One way to be tested is through the National Hearing Test, which is conducted over the phone. A landline connection is recommended. To take the test, call (866) 223-7575 and you will be guided through an automated process. The test takes about 10 minutes and you will receive your results immediately.

“Hearing loss affects people of all ages,” said Dr. Jill Preminger, associate professor of audiology at the University of Louisville. “Early identification and treatment is important as untreated hearing loss is associated with communication problems with family, friends and colleagues; depression; social isolation; and dementia.”

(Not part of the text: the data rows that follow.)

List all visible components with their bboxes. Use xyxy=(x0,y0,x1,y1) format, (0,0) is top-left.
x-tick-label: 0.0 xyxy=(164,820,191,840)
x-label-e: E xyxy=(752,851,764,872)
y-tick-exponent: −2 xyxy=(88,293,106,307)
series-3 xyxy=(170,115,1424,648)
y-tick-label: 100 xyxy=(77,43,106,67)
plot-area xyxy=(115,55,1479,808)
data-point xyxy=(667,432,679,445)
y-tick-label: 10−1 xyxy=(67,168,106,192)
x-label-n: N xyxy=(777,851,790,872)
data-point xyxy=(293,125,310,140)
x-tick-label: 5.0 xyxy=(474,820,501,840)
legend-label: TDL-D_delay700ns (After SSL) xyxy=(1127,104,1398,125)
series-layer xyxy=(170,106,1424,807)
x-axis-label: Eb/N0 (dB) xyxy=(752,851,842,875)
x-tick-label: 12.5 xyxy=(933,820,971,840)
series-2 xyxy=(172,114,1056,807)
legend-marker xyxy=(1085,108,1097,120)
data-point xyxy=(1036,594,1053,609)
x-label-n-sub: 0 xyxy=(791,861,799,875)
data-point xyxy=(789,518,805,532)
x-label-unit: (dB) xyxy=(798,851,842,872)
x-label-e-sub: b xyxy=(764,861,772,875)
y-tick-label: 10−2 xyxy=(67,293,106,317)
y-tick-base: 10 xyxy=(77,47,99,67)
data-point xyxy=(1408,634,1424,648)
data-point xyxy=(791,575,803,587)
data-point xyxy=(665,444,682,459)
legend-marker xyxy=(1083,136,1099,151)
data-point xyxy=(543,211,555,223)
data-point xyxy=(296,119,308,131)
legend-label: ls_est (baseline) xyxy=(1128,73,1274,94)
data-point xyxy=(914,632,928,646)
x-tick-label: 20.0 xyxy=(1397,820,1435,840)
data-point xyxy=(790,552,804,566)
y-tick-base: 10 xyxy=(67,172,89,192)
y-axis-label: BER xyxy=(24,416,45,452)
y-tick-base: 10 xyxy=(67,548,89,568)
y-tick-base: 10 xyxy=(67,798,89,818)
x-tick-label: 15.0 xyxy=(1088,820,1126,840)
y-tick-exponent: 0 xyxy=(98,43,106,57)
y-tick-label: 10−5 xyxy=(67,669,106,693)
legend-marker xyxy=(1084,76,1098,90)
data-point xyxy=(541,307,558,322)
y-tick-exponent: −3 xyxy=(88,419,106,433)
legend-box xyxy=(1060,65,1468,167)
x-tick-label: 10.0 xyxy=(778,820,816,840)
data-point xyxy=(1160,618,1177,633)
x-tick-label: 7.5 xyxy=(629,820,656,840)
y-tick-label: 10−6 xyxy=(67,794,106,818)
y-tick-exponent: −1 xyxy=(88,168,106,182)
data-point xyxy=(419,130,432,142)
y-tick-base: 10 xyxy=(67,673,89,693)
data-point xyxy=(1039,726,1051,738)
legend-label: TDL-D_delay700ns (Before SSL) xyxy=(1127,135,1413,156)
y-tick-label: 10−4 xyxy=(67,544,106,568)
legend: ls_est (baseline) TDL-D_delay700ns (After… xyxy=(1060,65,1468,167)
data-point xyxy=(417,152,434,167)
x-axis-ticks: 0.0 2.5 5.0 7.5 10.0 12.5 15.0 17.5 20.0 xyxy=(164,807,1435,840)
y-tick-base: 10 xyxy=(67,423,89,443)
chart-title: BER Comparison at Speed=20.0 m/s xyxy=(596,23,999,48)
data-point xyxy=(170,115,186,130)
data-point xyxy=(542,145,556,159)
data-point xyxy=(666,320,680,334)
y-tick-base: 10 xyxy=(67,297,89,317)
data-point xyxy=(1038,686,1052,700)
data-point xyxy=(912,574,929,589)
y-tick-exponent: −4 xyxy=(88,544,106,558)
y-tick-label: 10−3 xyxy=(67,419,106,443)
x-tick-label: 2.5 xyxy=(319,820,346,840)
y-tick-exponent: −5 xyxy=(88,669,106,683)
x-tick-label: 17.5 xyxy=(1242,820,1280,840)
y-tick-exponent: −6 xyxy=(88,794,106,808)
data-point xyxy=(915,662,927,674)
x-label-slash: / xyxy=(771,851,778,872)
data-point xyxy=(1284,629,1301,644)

The test is a quick and accurate hearing screening to determine if you need a complete hearing evaluation with an audiologist. It was scientifically developed with funding from the National Institutes of Health to provide a low-cost screening test that can easily be taken over a telephone. The screening, which is normally $8, is provided as a public service and has no financial connection with any hearing products or services.

To take the test or to learn more, visit www.nationalhearingtest.org

In addition to the National Hearing Test, the Hearing Loss Association of America – Kentucky Chapters will host various presentations in May. Visit the organization’s Facebook page https://www.facebook.com/HearingLossAssociationofAmericaKentuckyChapters for more information.

The KCDHH serves the nearly 700,000 Kentuckians who have a hearing loss.